It’s spring! The sun is shining (work with me here), the birds are singing and everywhere things are waking up (Well, apart from my son – it takes more than a bit of seasonal sunshine to wake him up -three separate alarm clocks and a bucket of water sometimes does the trick).
Spring is my favourite time of year, it’s so full of promise. Every day of spring means it’s getting closer to summer, the weather gets warmer and the days get longer, just a little bit at a time but it’s all definitely going in the right direction!
Another thing I love about spring is being able to get out in my garden. I love planting seeds and watching and waiting for the little shoots to appear. First one leaf, then another, until one day a great big cabbage is sitting right in the middle of my vegetable patch. OK, this is my dream. Mostly what happens is I buy some seeds and forget to plant them, or I plant a seed, it starts to grow and I am all excited for a while but then it’s a bit slow and I get impatient and over-water it, or I get bored and forget to water it altogether, and one day I go out to look and it’s sort of wilted and keeled over and basically…died.

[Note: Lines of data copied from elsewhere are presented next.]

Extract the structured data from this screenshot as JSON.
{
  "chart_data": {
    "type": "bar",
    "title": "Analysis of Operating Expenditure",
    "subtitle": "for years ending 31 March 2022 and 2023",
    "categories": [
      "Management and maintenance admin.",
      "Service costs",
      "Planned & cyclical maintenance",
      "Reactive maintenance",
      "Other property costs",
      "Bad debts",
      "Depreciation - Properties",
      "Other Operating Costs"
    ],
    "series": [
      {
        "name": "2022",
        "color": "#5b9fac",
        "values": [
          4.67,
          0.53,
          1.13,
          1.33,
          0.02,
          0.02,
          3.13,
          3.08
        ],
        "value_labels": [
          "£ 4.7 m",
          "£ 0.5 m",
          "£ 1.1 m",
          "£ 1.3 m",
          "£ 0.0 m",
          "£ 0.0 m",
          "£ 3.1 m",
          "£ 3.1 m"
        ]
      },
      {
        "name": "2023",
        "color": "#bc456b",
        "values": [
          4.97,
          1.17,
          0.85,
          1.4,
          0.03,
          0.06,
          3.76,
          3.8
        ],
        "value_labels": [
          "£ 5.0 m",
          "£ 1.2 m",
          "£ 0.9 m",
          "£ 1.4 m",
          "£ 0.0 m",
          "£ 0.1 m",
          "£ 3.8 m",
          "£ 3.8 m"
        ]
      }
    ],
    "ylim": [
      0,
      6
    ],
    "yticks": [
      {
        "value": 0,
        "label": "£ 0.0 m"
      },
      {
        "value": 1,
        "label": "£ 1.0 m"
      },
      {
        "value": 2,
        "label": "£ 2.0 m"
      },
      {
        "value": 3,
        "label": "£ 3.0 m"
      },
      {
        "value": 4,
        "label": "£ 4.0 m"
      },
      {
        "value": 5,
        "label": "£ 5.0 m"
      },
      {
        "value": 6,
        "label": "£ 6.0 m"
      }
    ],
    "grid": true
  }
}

Oh dear. Growing cabbages is not as easy as they make it look on Gardeners’ World.
Maybe because the spring sunshine woke me up a bit early this morning and I was still a bit dreamy I started thinking about how books are a bit like cabbages. I have loads of ideas for books, but I don’t always plant them by actually writing them down, and when I do plant them I sometimes don’t give them enough time or attention. Often I start a book, write a couple of thousand (or less!) words and then give up the idea because I don’t think it’s working. Or I try too hard to make it into something I think it should be (Why hasn’t it got a penguin? Penguins are so hot right now. I need to put a penguin in!) instead of seeing how it develops, naturally.
So my spring resolution (Spring resolutions are so hot right now) is to plant a book seed and give it time to grow. To give it attention every day but not to become impatient if I don’t think it’s developing quickly enough. To watch and wait and see what it turns into. Maybe then I’ll grow a brilliant prize book – if it doesn’t get eaten by slugs.